Contro l’asma, la polvere che si produce per via naturale causa alle vie respiratorie più danni delle polveri sottili del traffico. A provarlo sono alcuni esperimenti di laboratorio condotti in Australia, che indicano che le particelle più sottili dei fumi degli scappamenti, le PM2,5 -di diametro sotto i 2,5 millesimi di millimetro- non causano il tipo di danno alle cellule che rivestono le vie respiratorie normalmente associato all’asma, diversamente dalle particelle PM10.

 

Lo studio è importante: la ricerca, infatti, smentisce l’ipotesi accettata che le particelle PM2,5 siano molto più dannose delle PM10. ‘Non vogliamo certo dire che inalare grandi quantità di particelle del traffico sia innocuo’, ha sostenuto il patologo Rakesh Kumar della Scuola di Scienze Mediche dell’Università del Nuovo Galles del Sud, che ha guidato gli esperti, ‘Ma almeno nel sistema di coltura delle cellule, le particelle più grandi hanno causato danni maggiori alle cellule che rivestono le vie respiratorie’. ‘I regolamenti tendono a concentrarsi sulle PM2,5, cioè gli scappamenti diesel e altre particelle del traffico. Invece tendono a essere ignorate le particelle più grandi, che costituiscono almeno il 50% della massa portata dall’aria’.

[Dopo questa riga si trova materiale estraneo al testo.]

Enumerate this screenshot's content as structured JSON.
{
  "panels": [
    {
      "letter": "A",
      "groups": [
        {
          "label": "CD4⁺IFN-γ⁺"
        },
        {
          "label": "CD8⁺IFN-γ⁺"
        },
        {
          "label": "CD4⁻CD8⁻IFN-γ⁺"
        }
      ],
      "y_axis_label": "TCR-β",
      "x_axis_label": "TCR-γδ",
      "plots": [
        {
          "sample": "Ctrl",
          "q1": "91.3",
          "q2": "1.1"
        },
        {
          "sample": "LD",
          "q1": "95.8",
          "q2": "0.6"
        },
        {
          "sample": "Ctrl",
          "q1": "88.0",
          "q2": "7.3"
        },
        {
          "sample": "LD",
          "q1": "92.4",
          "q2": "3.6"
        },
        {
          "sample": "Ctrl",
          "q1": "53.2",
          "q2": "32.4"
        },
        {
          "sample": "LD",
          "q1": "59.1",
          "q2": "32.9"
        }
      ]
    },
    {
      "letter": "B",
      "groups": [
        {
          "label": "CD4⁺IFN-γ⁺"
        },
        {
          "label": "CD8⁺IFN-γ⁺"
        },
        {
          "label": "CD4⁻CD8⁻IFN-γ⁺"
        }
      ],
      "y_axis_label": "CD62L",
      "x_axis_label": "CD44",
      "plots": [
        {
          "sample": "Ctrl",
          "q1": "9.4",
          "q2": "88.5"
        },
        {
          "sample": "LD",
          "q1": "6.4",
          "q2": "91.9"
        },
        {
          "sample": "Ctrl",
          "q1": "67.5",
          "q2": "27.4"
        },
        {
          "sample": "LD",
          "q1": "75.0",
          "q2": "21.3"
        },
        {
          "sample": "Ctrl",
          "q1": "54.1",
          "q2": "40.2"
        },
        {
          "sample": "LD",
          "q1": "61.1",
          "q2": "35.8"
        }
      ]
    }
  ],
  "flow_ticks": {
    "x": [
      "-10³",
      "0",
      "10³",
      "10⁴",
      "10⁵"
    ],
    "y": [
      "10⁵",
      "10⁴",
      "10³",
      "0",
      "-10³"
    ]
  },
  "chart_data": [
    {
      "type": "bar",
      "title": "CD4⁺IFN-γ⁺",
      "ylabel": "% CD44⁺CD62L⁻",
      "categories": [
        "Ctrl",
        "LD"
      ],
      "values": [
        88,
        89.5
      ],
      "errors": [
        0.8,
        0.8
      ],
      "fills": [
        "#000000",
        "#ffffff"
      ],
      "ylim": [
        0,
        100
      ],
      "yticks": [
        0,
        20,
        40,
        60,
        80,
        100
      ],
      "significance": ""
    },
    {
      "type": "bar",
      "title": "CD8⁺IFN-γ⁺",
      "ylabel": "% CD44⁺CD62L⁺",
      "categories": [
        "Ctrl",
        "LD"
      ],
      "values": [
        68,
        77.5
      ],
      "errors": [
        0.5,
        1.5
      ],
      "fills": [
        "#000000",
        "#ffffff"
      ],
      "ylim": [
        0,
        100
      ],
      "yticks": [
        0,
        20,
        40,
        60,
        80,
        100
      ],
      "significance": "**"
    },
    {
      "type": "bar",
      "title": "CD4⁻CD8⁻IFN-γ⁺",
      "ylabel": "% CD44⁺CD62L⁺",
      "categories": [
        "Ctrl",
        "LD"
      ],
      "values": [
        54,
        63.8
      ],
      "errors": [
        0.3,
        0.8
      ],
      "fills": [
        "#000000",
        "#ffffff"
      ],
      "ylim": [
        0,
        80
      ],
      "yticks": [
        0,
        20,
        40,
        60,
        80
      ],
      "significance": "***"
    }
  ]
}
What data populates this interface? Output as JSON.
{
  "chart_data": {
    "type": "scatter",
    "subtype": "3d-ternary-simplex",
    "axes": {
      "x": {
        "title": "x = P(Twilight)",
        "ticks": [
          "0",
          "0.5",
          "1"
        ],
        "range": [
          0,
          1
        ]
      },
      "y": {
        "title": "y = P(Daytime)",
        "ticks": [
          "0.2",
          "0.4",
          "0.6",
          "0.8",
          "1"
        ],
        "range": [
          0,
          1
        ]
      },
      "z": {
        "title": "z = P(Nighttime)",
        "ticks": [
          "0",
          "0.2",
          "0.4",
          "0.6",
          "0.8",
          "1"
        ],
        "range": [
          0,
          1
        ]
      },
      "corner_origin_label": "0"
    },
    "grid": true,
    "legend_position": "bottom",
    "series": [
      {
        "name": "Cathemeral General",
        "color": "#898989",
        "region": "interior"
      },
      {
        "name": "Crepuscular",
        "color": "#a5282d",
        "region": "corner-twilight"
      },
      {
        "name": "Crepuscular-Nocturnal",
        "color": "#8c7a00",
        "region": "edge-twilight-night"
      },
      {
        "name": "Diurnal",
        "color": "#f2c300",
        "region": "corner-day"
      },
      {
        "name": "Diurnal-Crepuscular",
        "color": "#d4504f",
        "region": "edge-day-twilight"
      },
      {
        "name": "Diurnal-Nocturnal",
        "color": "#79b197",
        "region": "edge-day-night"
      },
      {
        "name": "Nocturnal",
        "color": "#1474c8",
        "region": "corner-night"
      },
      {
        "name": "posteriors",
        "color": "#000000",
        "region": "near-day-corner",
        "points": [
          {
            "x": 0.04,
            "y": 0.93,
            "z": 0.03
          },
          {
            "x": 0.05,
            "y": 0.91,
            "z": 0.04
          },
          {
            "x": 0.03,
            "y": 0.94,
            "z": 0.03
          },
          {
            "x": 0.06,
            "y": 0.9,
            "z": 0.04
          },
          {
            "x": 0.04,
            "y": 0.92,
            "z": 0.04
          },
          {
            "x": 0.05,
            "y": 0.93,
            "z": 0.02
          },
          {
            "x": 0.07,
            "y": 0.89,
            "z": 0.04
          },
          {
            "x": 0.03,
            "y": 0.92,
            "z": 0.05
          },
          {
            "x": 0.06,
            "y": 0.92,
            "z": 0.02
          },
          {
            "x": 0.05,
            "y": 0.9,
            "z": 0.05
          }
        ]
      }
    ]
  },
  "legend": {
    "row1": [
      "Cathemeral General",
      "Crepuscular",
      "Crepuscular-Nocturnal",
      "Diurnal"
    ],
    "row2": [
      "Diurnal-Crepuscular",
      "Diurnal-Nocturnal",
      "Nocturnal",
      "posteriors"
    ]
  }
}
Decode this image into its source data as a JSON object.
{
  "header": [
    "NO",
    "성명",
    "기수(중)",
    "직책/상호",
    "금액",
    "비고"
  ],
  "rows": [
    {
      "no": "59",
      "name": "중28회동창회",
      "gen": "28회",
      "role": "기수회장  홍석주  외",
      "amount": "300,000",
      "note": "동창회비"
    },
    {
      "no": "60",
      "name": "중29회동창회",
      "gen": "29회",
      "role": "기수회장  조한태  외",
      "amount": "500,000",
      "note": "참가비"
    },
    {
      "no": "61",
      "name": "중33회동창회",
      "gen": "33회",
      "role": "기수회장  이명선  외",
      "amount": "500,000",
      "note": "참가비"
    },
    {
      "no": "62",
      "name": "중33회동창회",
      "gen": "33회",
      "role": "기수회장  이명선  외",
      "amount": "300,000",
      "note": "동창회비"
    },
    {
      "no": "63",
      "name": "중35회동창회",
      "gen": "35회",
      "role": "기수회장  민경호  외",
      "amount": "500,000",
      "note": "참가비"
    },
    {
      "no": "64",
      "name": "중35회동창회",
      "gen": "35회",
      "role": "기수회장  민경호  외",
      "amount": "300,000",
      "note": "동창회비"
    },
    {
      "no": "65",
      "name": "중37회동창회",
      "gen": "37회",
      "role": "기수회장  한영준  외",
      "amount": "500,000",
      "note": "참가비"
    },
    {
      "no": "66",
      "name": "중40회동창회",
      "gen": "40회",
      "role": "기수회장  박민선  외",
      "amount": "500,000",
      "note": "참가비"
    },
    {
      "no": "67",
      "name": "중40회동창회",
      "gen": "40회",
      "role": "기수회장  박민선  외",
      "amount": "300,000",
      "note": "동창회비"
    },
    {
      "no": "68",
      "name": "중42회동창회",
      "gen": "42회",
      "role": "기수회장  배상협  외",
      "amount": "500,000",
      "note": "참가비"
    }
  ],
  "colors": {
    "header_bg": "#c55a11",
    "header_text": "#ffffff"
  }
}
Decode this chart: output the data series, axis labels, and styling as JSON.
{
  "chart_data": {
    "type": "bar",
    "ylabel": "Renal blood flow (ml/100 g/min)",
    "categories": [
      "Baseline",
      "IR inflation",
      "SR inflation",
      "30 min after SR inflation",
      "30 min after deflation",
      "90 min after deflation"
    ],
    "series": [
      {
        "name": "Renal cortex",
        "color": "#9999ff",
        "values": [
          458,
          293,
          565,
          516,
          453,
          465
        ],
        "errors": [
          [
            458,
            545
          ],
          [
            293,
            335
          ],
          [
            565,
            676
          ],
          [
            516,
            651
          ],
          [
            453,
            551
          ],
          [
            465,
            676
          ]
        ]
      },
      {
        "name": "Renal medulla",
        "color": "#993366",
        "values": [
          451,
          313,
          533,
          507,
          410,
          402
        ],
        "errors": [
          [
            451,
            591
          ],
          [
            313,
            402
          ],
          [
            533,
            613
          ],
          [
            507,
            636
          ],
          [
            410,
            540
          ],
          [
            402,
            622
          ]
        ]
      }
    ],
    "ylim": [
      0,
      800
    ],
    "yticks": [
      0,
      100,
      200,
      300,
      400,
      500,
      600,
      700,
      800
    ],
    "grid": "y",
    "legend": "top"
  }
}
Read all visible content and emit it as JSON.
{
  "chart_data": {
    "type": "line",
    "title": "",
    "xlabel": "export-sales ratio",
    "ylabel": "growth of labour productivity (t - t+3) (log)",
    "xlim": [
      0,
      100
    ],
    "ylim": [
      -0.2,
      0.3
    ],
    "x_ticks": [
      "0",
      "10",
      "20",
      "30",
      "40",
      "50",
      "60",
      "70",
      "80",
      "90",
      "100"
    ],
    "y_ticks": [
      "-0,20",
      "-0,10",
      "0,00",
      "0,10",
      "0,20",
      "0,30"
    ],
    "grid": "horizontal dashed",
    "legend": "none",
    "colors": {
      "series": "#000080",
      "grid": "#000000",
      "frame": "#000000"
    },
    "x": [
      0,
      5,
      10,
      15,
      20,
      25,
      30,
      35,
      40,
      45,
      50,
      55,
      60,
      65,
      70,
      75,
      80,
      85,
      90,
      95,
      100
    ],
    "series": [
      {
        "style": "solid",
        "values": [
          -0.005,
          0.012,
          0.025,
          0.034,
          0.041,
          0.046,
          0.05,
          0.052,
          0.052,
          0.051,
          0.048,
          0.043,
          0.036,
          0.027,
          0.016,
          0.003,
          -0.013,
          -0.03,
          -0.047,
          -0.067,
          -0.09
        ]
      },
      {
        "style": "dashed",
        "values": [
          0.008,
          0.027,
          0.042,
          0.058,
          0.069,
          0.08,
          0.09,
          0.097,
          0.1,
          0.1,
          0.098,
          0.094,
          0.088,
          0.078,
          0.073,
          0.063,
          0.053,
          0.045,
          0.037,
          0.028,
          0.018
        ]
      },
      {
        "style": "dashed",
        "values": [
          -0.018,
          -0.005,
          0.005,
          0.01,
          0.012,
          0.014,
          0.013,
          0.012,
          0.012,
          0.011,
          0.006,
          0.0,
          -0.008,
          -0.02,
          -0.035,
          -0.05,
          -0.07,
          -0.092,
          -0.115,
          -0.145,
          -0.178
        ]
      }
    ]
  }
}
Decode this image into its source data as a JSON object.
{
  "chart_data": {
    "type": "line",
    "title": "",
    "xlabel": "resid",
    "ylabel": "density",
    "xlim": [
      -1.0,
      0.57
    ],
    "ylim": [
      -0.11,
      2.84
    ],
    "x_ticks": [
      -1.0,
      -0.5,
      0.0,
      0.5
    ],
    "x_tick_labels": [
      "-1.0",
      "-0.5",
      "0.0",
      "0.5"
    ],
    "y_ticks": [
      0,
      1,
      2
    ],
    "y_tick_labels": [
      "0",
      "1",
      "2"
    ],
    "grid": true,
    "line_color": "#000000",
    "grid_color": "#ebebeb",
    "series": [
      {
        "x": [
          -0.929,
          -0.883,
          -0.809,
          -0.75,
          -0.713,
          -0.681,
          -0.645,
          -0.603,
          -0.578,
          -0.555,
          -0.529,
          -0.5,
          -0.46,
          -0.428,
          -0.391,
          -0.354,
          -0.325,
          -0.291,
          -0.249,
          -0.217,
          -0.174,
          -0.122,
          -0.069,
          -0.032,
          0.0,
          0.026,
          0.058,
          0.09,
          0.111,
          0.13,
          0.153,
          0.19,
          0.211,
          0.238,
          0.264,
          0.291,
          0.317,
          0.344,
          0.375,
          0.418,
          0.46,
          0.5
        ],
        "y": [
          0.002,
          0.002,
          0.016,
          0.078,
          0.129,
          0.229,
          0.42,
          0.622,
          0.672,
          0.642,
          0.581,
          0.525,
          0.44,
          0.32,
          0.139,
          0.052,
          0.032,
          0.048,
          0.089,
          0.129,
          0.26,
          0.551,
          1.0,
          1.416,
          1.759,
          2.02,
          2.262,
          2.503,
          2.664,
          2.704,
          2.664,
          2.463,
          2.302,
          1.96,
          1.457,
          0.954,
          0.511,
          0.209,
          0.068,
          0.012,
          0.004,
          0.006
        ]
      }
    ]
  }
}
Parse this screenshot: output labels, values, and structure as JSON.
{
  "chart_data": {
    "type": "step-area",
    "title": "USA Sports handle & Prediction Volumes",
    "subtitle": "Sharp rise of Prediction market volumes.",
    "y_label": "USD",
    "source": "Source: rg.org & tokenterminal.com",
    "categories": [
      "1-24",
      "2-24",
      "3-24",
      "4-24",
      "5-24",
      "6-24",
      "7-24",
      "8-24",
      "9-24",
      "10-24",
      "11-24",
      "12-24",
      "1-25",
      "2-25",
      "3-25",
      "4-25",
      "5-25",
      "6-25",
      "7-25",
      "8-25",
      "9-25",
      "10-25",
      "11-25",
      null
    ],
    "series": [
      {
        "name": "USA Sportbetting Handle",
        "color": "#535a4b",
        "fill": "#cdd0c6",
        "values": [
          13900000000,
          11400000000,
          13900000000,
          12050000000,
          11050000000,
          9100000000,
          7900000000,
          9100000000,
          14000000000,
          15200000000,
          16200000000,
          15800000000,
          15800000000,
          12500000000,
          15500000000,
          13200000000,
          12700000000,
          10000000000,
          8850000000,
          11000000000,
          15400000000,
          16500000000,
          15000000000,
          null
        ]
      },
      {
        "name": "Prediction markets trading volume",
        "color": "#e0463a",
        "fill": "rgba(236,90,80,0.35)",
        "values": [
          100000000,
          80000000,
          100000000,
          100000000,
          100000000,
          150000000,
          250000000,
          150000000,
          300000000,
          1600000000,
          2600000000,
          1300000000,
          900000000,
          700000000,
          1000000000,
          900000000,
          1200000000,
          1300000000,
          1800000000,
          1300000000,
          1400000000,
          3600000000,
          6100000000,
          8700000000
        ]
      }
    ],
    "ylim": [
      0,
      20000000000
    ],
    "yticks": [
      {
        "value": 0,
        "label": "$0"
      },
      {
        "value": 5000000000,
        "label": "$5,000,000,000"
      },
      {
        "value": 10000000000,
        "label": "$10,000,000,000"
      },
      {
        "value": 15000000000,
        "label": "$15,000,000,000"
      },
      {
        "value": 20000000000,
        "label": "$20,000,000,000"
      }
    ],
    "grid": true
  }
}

I ricercatori hanno prelevato campioni di particelle portate dall’aria da una strada di Sydney, e da un camino di scarico di un tunnel di un’autostrada e hanno testato i loro effetti su culture di cellule derivate dalle vie respiratorie di esseri umani e di topi di laboratorio. E? stato osservato che diversamente dagli inquinanti dei fumi del traffico, gli elementi di polvere naturale, soprattutto le parti grezze contenenti tracce di ferro, stimolavano la comparsa di molecole pro-infiammatorie.